Facts about this new state we would find ourselves in:

  • The project's treasury now has more money to work with, which can represent a longer runway (more time) or an opportunity for larger and more diverse payouts/investments (more impact).
  • With a bonding curve of 60%, the payer could redeem their 71% of tickets right away for about $644,000 (280 ETH). This amount would increase as payments are made to the project at different discount rates over time, or if other holders decide to redeem their tickets ahead of the payer. However, this amount will decrease if the project burns through funding cycles at a faster rate than overflow grows. Heres a tool to model the Juicebox bonding curve. o is the current amount of overflow, s is the currently total supply of tokens, and r is the bonding curve. The x-axis is the amount of tokens being redeemed, and the y-axis is the amount of overflow that can be claimed by redeeming the x-axis amount.
  • The payer has an outsized majority of tokens (71%). If JuiceboxDAO uses a funding cycle ballot that is decided with a simple majority and relies only on JBX ownership for representation, the decision will hinge on the point-of-view of the payer. Ballots can be designed to avoid this, but it also kind of makes sense that any revised configurations that might allocate the $1 million would have to be approved by the person who contributed the $1 million.

Strategy

If you're a whale, I think you want to bet on the Juicebox ecosystem as a whole more-so than any one particular project. Everything will have more value if several promising ideas are turning into funded project's playing within the Juicebox configuration design space to grow their communities.

A project can configure Juicebox is many ways. A project with a 0% discount rate, 10% bonding curve, a 10% reserved rate, and a 50 ETH funding target proposes a very different game from a project with a 20% discount rate, 100% bonding curve, 50% reserved rate, and 10 ETH funding target. Lots of interesting configurations are possible within these gradients, and there's no way for a project to know what the best one will be ahead of time. There's hardly any precedent or data to make decisions from yet, so each project/community gets to experiment and find something that is efficient for its needs.

As an investor, this is grounds for high risk experimentation. If you think a project is promising and want to give it $1 million, you should probably:

  • be aware of its configured reserved rate.
  • get a feel for the project's discount rate and how it has changed since the project's launch. This will help inform you of how your token balance will compare to the total token supply.
  • understand the project's bonding curve rate to get a feel for how liquid your position will be.
  • know how the project has configured its funding cycle ballot, which determines who holds the power to enact new funding cycle configurations (rug pulls totally possible).

All of this is also true for apes 🦧, but they probably put money in before reading this.

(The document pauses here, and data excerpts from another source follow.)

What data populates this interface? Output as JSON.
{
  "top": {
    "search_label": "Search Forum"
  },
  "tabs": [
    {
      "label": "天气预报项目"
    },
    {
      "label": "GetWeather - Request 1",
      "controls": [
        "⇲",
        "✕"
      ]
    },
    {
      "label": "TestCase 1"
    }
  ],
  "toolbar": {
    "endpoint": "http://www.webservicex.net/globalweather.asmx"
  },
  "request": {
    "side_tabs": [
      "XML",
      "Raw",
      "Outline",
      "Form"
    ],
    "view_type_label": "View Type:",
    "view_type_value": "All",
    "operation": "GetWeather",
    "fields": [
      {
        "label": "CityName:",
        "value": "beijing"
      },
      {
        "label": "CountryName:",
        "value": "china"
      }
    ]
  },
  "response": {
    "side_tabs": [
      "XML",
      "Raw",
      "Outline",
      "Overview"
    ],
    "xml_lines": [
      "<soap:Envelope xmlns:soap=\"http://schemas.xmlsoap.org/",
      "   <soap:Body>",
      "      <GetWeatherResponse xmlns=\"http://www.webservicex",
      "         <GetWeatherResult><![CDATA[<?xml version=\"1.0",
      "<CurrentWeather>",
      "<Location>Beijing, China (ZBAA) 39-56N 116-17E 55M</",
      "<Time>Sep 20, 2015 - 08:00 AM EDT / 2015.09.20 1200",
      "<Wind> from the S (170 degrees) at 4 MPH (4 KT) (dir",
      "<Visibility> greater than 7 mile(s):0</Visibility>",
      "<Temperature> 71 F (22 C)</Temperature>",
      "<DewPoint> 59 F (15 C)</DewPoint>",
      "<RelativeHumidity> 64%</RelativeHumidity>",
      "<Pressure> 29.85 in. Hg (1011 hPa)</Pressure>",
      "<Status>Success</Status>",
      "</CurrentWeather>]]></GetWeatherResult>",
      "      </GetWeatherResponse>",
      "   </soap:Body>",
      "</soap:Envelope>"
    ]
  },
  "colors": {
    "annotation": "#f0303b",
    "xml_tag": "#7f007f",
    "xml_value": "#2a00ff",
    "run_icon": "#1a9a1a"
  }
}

Punks 👾 get to build culture and communities on top of a transparent web of interdependent people and projects getting paid what they are able to ask for.

Creators 🎨 and devs ⌨️ get to work on the projects they like, or instead launch their own. They get paid what they are able to ask for from their communities.

Every Etherean 🇪🇹 essentially gets paid as they transact through web3 protocols and (unintentionally) contribute to the growth of that protocol's project's community's treasury at that particular point in time.

Closing thoughts

If someone contributed a fat stash into the JuiceboxDAO treasury right now and we were to expand the monthly target to accommodate more spending, I can think of many many things for us to allocate funds toward. For one, we could pay someone to help us write searchable, understandable, and inviting technical docs. We could also pay someone to help us write docs. I think we should even consider paying someone a respectable payout to come onboard to write docs.